Broken Hearts: The Tangled History of Cardiac Care

Author David S. Jones, Bernard Ackerman Professor of the Culture of Medicine at Harvard University, speaks about his book

Broken Hearts CoverContemporary Authors in Bioethics:David S. Jones, PhD, MD
Broken Hearts: The Tangled History of Cardiac Care

Still the leading cause of death worldwide, heart disease challenges researchers, clinicians, and patients alike. Each day, thousands of patients and their doctors make decisions about coronary angioplasty and bypass surgery. In Broken Hearts, David S. Jones sheds light on the nature and quality of those decisions. He describes the debates over what causes heart attacks and the efforts to understand such unforeseen complications of cardiac surgery as depression, mental fog, and stroke.

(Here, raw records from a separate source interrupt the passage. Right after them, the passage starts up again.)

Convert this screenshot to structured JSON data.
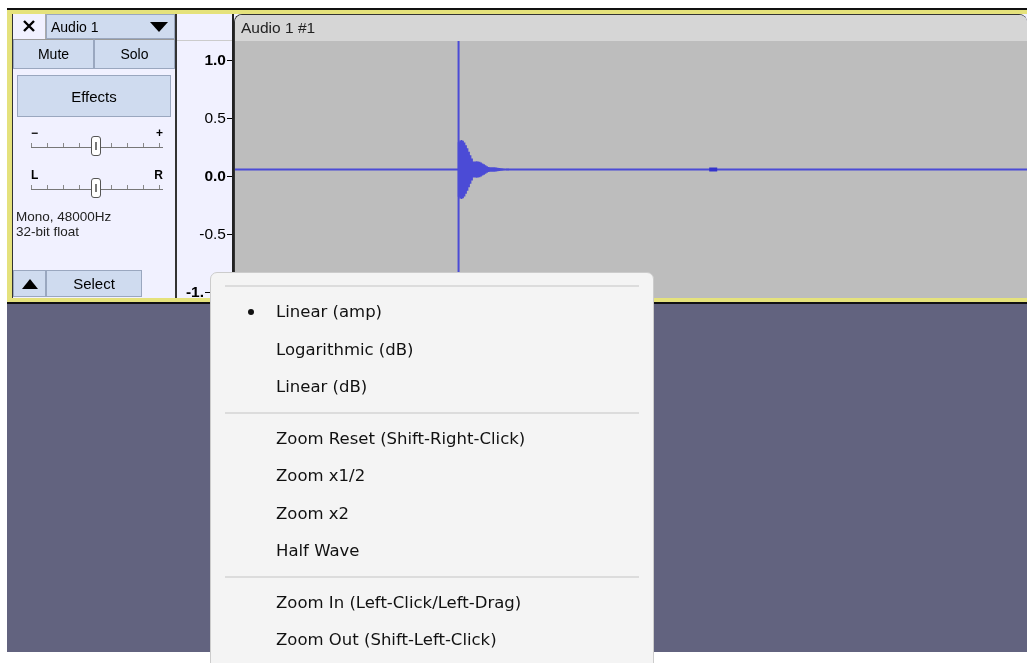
{
  "track": {
    "name": "Audio 1",
    "buttons": [
      "Mute",
      "Solo"
    ],
    "effects": "Effects",
    "gain": {
      "min_label": "−",
      "max_label": "+",
      "level": 0.5
    },
    "pan": {
      "min_label": "L",
      "max_label": "R",
      "level": 0.5
    },
    "info": [
      "Mono, 48000Hz",
      "32-bit float"
    ],
    "select": "Select"
  },
  "ruler": {
    "ticks": [
      "1.0",
      "0.5",
      "0.0",
      "-0.5",
      "-1."
    ]
  },
  "clip": {
    "title": "Audio 1 #1"
  },
  "menu": {
    "sections": [
      [
        {
          "label": "Linear (amp)",
          "kind": "radio",
          "selected": true
        },
        {
          "label": "Logarithmic (dB)",
          "kind": "radio",
          "selected": false
        },
        {
          "label": "Linear (dB)",
          "kind": "radio",
          "selected": false
        }
      ],
      [
        {
          "label": "Zoom Reset (Shift-Right-Click)",
          "kind": "command"
        },
        {
          "label": "Zoom x1/2",
          "kind": "command"
        },
        {
          "label": "Zoom x2",
          "kind": "command"
        },
        {
          "label": "Half Wave",
          "kind": "command"
        }
      ],
      [
        {
          "label": "Zoom In (Left-Click/Left-Drag)",
          "kind": "command"
        },
        {
          "label": "Zoom Out (Shift-Left-Click)",
          "kind": "command"
        }
      ]
    ]
  }
}
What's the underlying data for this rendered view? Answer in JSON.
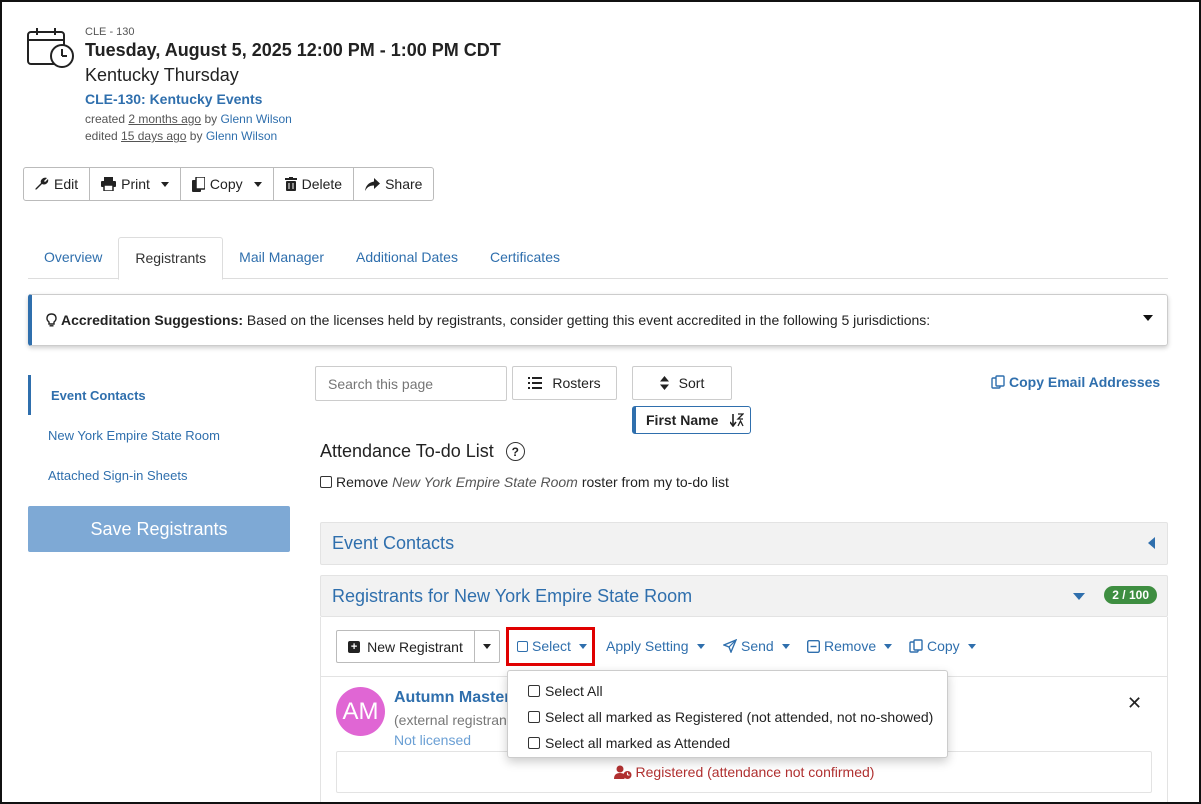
{
  "event": {
    "code": "CLE - 130",
    "datetime": "Tuesday, August 5, 2025 12:00 PM - 1:00 PM CDT",
    "title": "Kentucky Thursday",
    "series_link": "CLE-130: Kentucky Events",
    "created_prefix": "created",
    "created_ago": "2 months ago",
    "created_by_prefix": "by",
    "created_by": "Glenn Wilson",
    "edited_prefix": "edited",
    "edited_ago": "15 days ago",
    "edited_by_prefix": "by",
    "edited_by": "Glenn Wilson"
  },
  "actions": {
    "edit": "Edit",
    "print": "Print",
    "copy": "Copy",
    "delete": "Delete",
    "share": "Share"
  },
  "tabs": [
    "Overview",
    "Registrants",
    "Mail Manager",
    "Additional Dates",
    "Certificates"
  ],
  "accreditation": {
    "label": "Accreditation Suggestions:",
    "text": "Based on the licenses held by registrants, consider getting this event accredited in the following 5 jurisdictions:"
  },
  "left_nav": {
    "items": [
      "Event Contacts",
      "New York Empire State Room",
      "Attached Sign-in Sheets"
    ],
    "save_label": "Save Registrants"
  },
  "search": {
    "placeholder": "Search this page"
  },
  "buttons": {
    "rosters": "Rosters",
    "sort": "Sort",
    "copy_emails": "Copy Email Addresses",
    "sort_field": "First Name"
  },
  "todo": {
    "title": "Attendance To-do List",
    "help": "?",
    "remove_prefix": "Remove",
    "remove_room": "New York Empire State Room",
    "remove_suffix": "roster from my to-do list"
  },
  "panels": {
    "contacts_title": "Event Contacts",
    "registrants_title": "Registrants for New York Empire State Room",
    "count": "2 / 100"
  },
  "reg_toolbar": {
    "new_registrant": "New Registrant",
    "select": "Select",
    "apply_setting": "Apply Setting",
    "send": "Send",
    "remove": "Remove",
    "copy": "Copy"
  },
  "select_menu": {
    "items": [
      "Select All",
      "Select all marked as Registered (not attended, not no-showed)",
      "Select all marked as Attended"
    ]
  },
  "registrant": {
    "initials": "AM",
    "name": "Autumn Masters",
    "subtitle": "(external registrant)",
    "license": "Not licensed",
    "status": "Registered (attendance not confirmed)"
  },
  "colors": {
    "link": "#2f6fad",
    "save_button": "#7ea9d5",
    "badge": "#3e8e41",
    "avatar": "#e066d4",
    "status": "#b03030",
    "highlight": "#e00000"
  }
}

Why do doctors and patients overestimate the effectiveness and underestimate the dangers of medical interventions, especially when doing so may lead to the overuse of medical therapies? To answer this question, Jones explores the history of cardiology and cardiac surgery in the United States and probes the ambiguities and inconsistencies in medical decision making. Based on extensive reviews of medical literature and archives, this historical perspective on medical decision making and risk highlights personal, professional, and community outcomes. 

About the Author:

David S. Jones, MD, PhD, completed an internship in pediatrics at Children's Hospital and Boston Medical Center. He trained as a psychiatrist at Massachusetts General Hospital and McLean Hospital, and worked fas a staff psychiatrist in the Psychiatric Emergency Service at Cambridge Hospital. He also taught as a lecturer in the Department of Global Health and Social Medicine at Harvard Medical School, where he was awarded the 2010 Donald O'Hara Faculty Prize for Excellence in Teaching. In 2011, he joined the Harvard faculty full-time as the inaugural A. Bernard Ackerman Professor of the Culture of Medicine, a joint position between the Faculty of Arts and Sciences and the Faculty of Medicine.